Lino dice que no con el dedo.
—No es el momento, comi. Estamos en guerra. Te van a tratar de desertor.
—Me la sigue trayendo floja.
—¿Y tu carrera, comi? No te vas a rajar ahora que estás a punto de subir a comisario jefe.
Ahí lo freno:
—La auténtica carrera de un hombre, Lino, es su familia. Tiene éxito en la vida quien tiene éxito en su casa. La única ambición justa y positiva es la de sentirse orgulloso en el propio hogar. Lo demás, todo lo demás —promoción, consagración, vanagloria—, no es sino pura fachada, huida hacia adelante, engañifa…
Lino se queda patidifuso.
Me deja en casa y regresa al despacho, más callado que un muerto.
Las desgracias nunca vienen solas. Les faltan cojones para eso. Siempre tiene que haber una prueba más para apuntalar su trabajo de zapa.

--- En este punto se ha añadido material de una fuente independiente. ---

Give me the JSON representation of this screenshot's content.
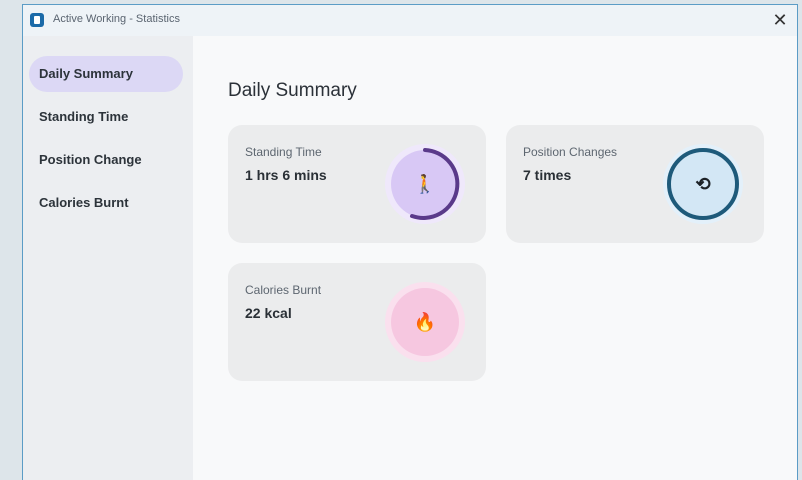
{
  "window": {
    "title": "Active Working - Statistics",
    "close_label": "✕"
  },
  "sidebar": {
    "items": [
      {
        "label": "Daily Summary",
        "active": true
      },
      {
        "label": "Standing Time",
        "active": false
      },
      {
        "label": "Position Change",
        "active": false
      },
      {
        "label": "Calories Burnt",
        "active": false
      }
    ]
  },
  "main": {
    "title": "Daily Summary",
    "cards": {
      "standing": {
        "label": "Standing Time",
        "value": "1 hrs 6 mins",
        "icon": "standing-person-icon",
        "glyph": "🚶",
        "color": "#5a3a8a",
        "fill": "#d8c8f5"
      },
      "position": {
        "label": "Position Changes",
        "value": "7 times",
        "icon": "refresh-arrows-icon",
        "glyph": "⟲",
        "color": "#1e5a7a",
        "fill": "#d3e7f5"
      },
      "calories": {
        "label": "Calories Burnt",
        "value": "22 kcal",
        "icon": "flame-icon",
        "glyph": "🔥",
        "color": "#e8a9cc",
        "fill": "#f6c7e0"
      }
    }
  }
}
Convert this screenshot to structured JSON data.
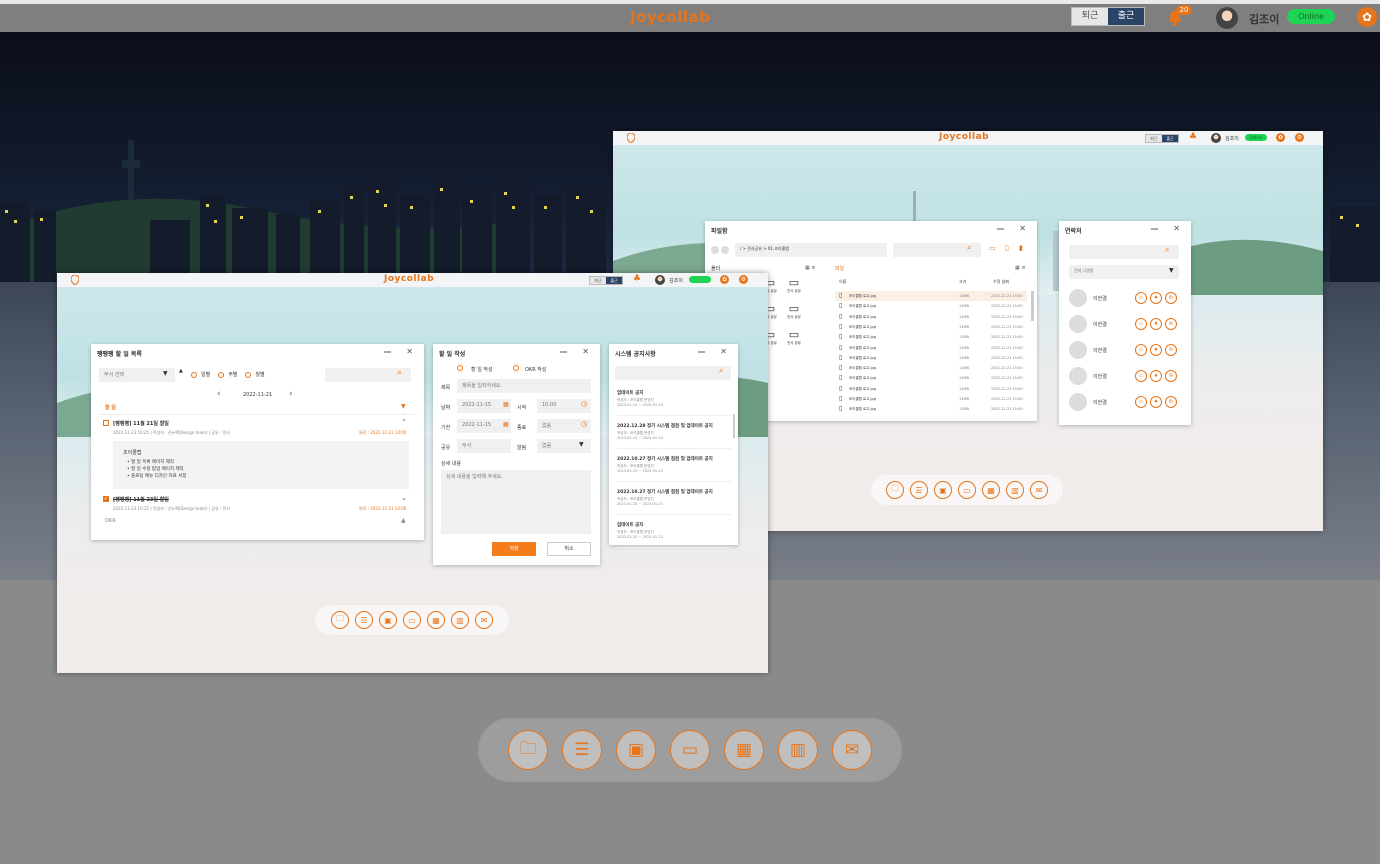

Al entrar en casa, me tropiezo con dos maletas en el vestíbulo. Mi hijo mayor está en el pasillo, afligido pero determinado. Por los sollozos de la madre me doy cuenta de que ha decidido largarse de verdad. Hace un siglo que le va dando vueltas a ahuecar el ala. Argel se ha convertido para él en una auténtica camisa de fuerza. El barrio de su infancia ha dejado de emocionarle.
Agacha la vista al verme.
Me farfulla:
—Lo siento, papá.
—No es culpa tuya, chaval.
Es un hijo de madero. Dentro del convenio integrista, se merece el mismo destino que el padre. Han degollado a un montón de críos sólo por tener en su familia a soldados o policías.
Casi me siento aliviado de que haya tomado la decisión de cambiar de aires.
—No me lo tengas demasiado en cuenta, papá.
—Te repito que no es culpa tuya. ¿Hacia dónde vas a tirar?
—Tamanrasset. Allá tengo amigos. Ya encontraré un curro.
—No lo dudo.
Nos miramos en silencio. Luego me abro de brazos y se me acurruca, muy pegadito, ese grandullón mío.
Mina se ahoga en sus lágrimas.
Madre no hay más que una, llore de alegría o de pena.
Recoge sus maletas. Esto es muy duro. Noto como si se me desgarraran las carnes. Me siento como un inválido.
—Llama de cuando en cuando.
—Lo prometo.
Besa otra vez a su madre. Se larga. Por mucho que la marea nos traiga para dar conformidad a nuestras vidas, lo que se lleva no tiene precio.
—Cuídate, chaval.
Asiente con la cabeza. Una sonrisita, y el ascensor se lo traga.
¿Cómo puede uno resignarse ante una puerta que se cierra tras un ser que, nada más irse, ya estamos echando de menos?